Yadi menyebut, operasional lab buka setiap Senin hingga Sabtu. Pukul 8 pagi hingga pukul 4 sore. Per hari, pihaknya biasa melayani 40 hingga 50 orang yang datang melakukan tes swab mandiri.

Soal harga, lab Unmul sudah mengikuti ketentuan tarif yang ditetapkan Kemenkes. Sebesar Rp 900 ribu. Namun, pihak lab menambah beban biaya konsultasi Rp 100 ribu.

“Sebenarnya menyulitkan juga sih. Karena APD (Alat Pelindung Diri)-nya mahal. Sekali pakai-buang harganya Rp 300 ribu. Tapi ya kita ikuti lah peraturannya. Karena kami dapat bantuan juga dari pemerintah,” ungkap Yadi.

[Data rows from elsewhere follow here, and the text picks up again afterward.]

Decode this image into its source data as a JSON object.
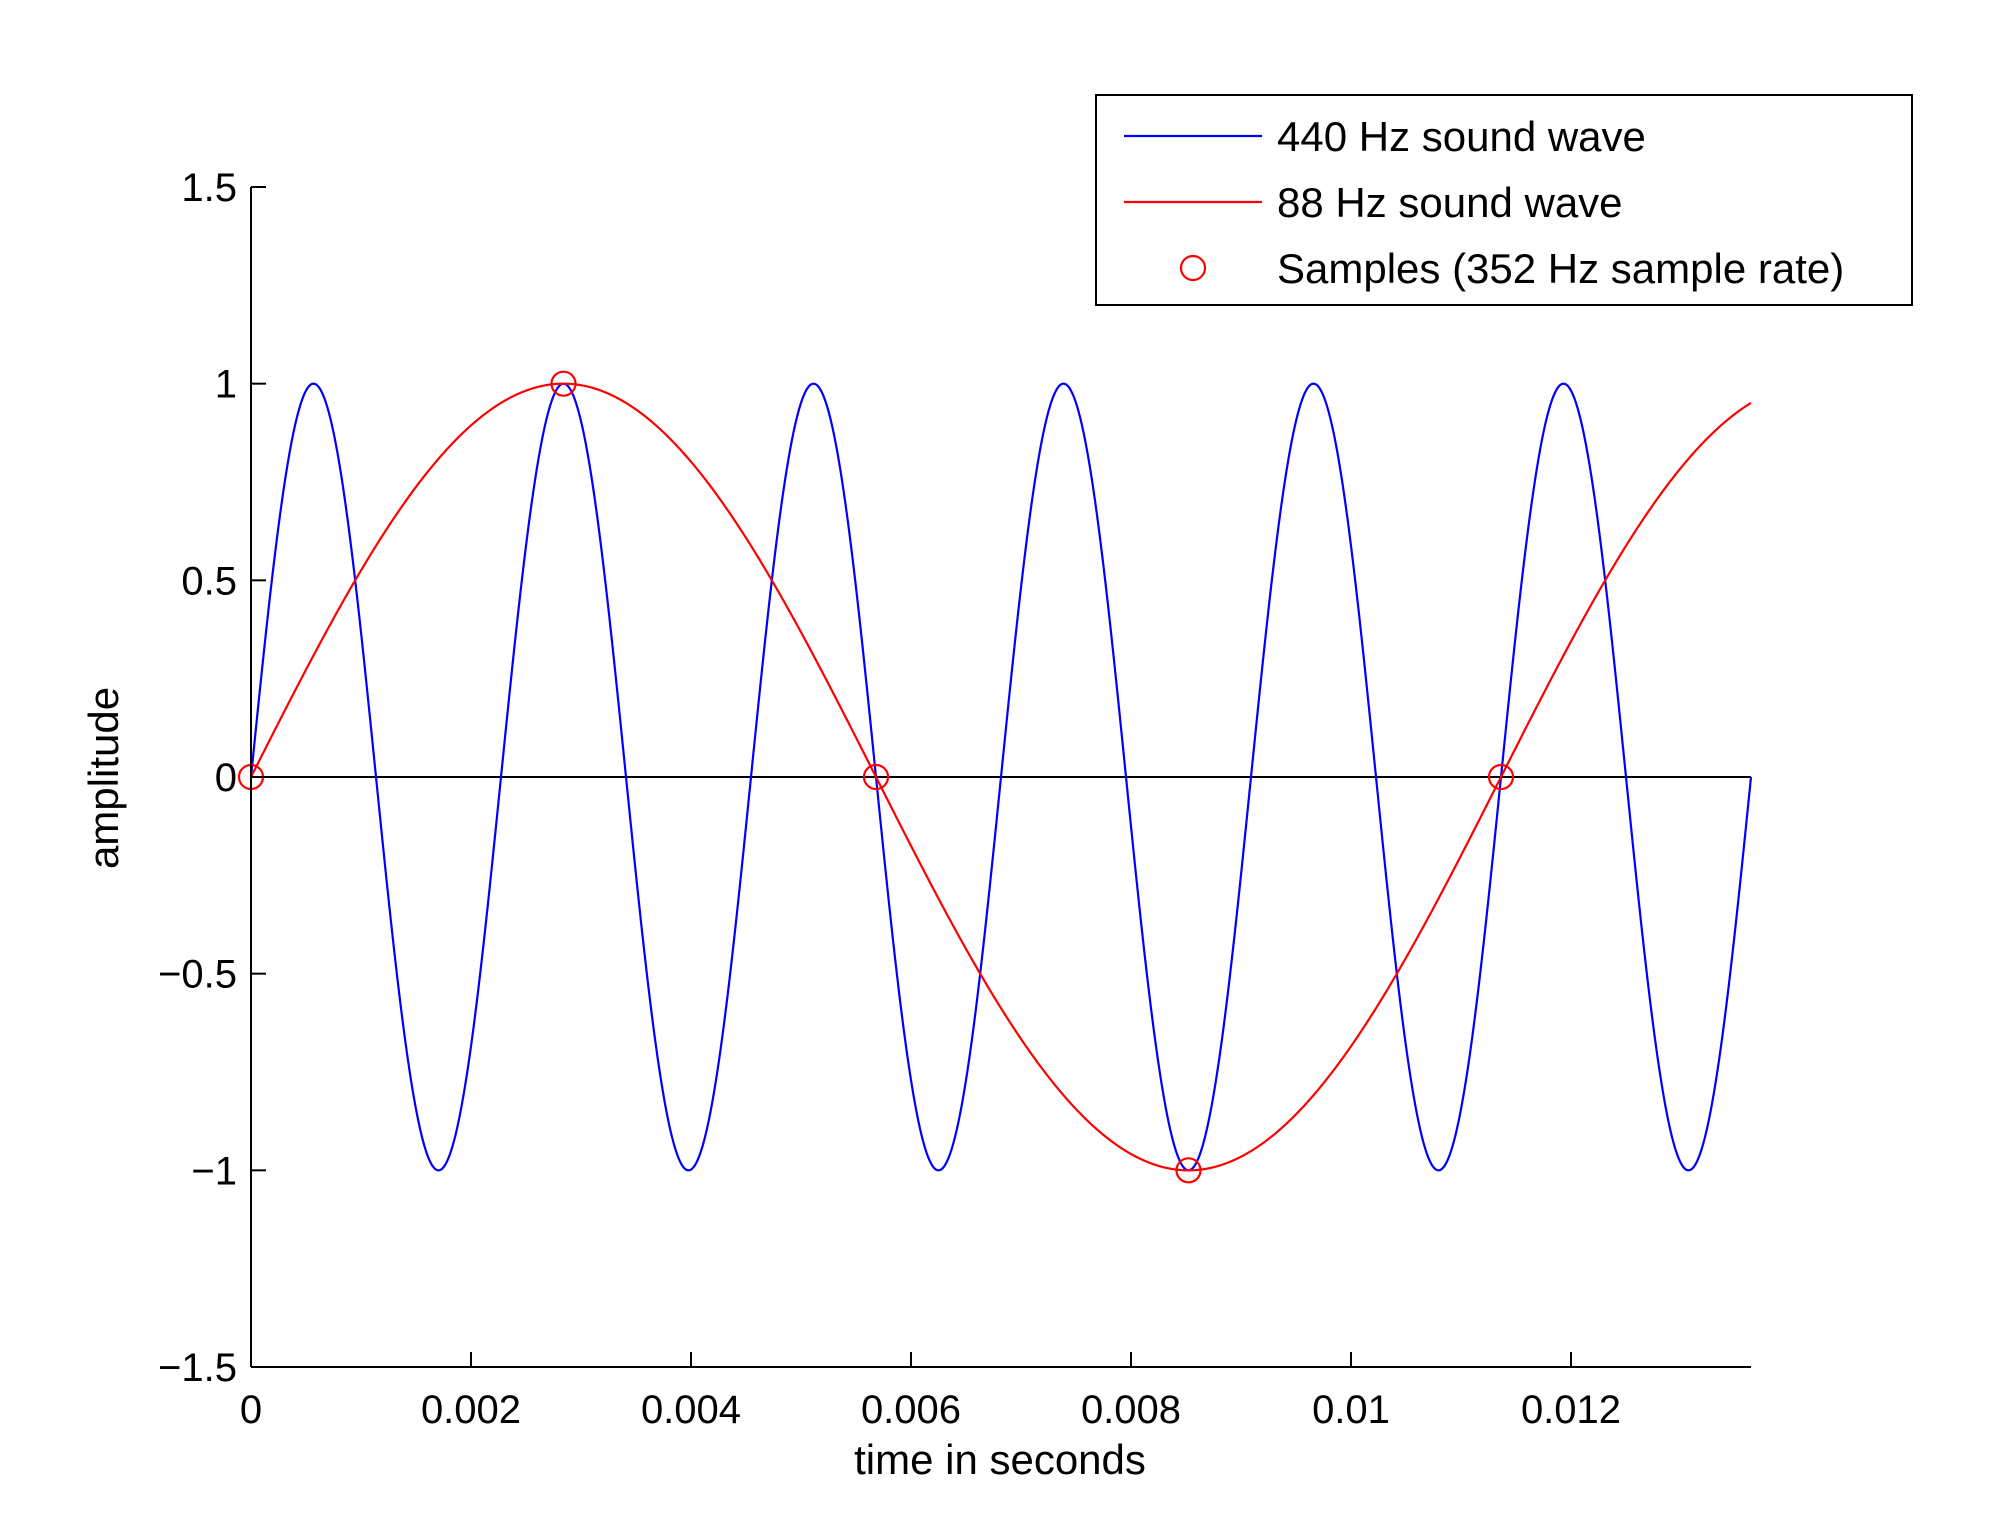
{
  "chart_data": {
    "type": "line",
    "title": "",
    "xlabel": "time in seconds",
    "ylabel": "amplitude",
    "xlim": [
      0,
      0.0136364
    ],
    "ylim": [
      -1.5,
      1.5
    ],
    "xticks": [
      0,
      0.002,
      0.004,
      0.006,
      0.008,
      0.01,
      0.012
    ],
    "xtick_labels": [
      "0",
      "0.002",
      "0.004",
      "0.006",
      "0.008",
      "0.01",
      "0.012"
    ],
    "yticks": [
      -1.5,
      -1,
      -0.5,
      0,
      0.5,
      1,
      1.5
    ],
    "ytick_labels": [
      "−1.5",
      "−1",
      "−0.5",
      "0",
      "0.5",
      "1",
      "1.5"
    ],
    "grid": false,
    "legend_position": "top-right",
    "zero_line": true,
    "series": [
      {
        "name": "440 Hz sound wave",
        "kind": "sine",
        "frequency_hz": 440,
        "amplitude": 1,
        "x_range": [
          0,
          0.0136364
        ],
        "color": "#0000ff"
      },
      {
        "name": "88 Hz sound wave",
        "kind": "sine",
        "frequency_hz": 88,
        "amplitude": 1,
        "x_range": [
          0,
          0.0136364
        ],
        "color": "#ff0000"
      },
      {
        "name": "Samples (352 Hz sample rate)",
        "kind": "markers",
        "marker": "circle",
        "color": "#ff0000",
        "x": [
          0,
          0.0028409,
          0.0056818,
          0.0085227,
          0.0113636
        ],
        "y": [
          0,
          1,
          0,
          -1,
          0
        ]
      }
    ]
  }
}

Melihat rendahnya jangkauan testing di Indonesia, Yadi menilai kapasitas testing perlu ditingkatkan. Meski Kaltim, diklaim mampu melampaui batas tes yang ditetapkan Organisasi Kesehatan Dunia (WHO). Sebesar seribu spesimen per satu juta penduduk setiap pekan. Yadi menyebut, perihal waktu pengujian masih perlu ditingkatkan.

“Paling lambat, 2 atau 3 hari sudah ada hasilnya. Kalau 1 minggu, lambat. Sebelum dapat hasil, orangnya sudah ke mana-mana dan menularkan virus,” tuturnya.

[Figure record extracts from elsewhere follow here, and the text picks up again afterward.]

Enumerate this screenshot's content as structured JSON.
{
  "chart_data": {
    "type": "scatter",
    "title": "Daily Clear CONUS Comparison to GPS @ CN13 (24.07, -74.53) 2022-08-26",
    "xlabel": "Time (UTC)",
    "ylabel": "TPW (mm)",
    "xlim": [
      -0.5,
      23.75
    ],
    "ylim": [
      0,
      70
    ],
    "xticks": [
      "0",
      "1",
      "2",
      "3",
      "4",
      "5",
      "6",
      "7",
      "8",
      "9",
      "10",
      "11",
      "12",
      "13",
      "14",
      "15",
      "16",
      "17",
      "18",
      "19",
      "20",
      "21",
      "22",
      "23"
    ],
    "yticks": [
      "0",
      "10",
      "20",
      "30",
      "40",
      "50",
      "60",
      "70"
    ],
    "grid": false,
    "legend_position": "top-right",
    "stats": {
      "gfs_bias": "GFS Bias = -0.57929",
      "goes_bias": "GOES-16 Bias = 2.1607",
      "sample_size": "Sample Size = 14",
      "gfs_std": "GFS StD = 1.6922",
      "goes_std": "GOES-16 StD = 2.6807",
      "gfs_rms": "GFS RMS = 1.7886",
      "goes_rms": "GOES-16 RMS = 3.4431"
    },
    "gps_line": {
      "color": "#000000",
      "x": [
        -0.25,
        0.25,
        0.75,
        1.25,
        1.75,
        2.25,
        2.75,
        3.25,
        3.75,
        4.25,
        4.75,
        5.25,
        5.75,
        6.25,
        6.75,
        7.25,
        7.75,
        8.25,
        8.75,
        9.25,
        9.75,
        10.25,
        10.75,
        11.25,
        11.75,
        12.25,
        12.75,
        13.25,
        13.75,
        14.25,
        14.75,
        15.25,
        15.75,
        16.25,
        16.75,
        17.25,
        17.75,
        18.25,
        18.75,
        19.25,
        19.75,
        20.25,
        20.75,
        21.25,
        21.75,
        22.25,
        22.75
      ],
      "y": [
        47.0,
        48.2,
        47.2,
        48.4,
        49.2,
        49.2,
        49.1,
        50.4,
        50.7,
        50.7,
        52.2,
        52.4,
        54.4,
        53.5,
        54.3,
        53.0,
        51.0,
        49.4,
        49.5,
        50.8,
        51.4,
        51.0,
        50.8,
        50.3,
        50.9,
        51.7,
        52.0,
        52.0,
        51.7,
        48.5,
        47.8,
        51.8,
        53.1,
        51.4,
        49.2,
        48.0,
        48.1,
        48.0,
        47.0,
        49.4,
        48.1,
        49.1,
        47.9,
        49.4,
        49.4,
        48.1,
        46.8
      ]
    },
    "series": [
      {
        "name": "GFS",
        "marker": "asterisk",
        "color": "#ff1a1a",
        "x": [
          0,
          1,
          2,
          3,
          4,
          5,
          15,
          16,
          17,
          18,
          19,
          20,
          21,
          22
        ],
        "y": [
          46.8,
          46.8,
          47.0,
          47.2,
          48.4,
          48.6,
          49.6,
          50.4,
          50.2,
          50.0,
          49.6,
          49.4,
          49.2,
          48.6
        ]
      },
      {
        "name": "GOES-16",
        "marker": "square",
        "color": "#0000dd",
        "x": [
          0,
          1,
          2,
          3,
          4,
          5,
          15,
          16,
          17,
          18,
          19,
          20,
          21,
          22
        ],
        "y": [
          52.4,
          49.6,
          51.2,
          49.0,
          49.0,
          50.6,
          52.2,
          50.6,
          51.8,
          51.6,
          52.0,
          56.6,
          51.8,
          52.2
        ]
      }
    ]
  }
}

Oleh karena itu, di Lab Unmul, tempatnya menguji sampel swab, sebisa mungkin selalu diusahakan hasil bisa keluar dalam kurun 24 jam. Memang ada beberapa kendala. Misalnya, pembacaan hasil tidak bisa disimpulkan. Sehingga pengujian sampel harus diulang.

“Terpaksa harus kita periksa lagi. Butuh 3 hari lah paling lama. Tapi normalnya 24 jam kita sudah bisa keluarkan hasil.”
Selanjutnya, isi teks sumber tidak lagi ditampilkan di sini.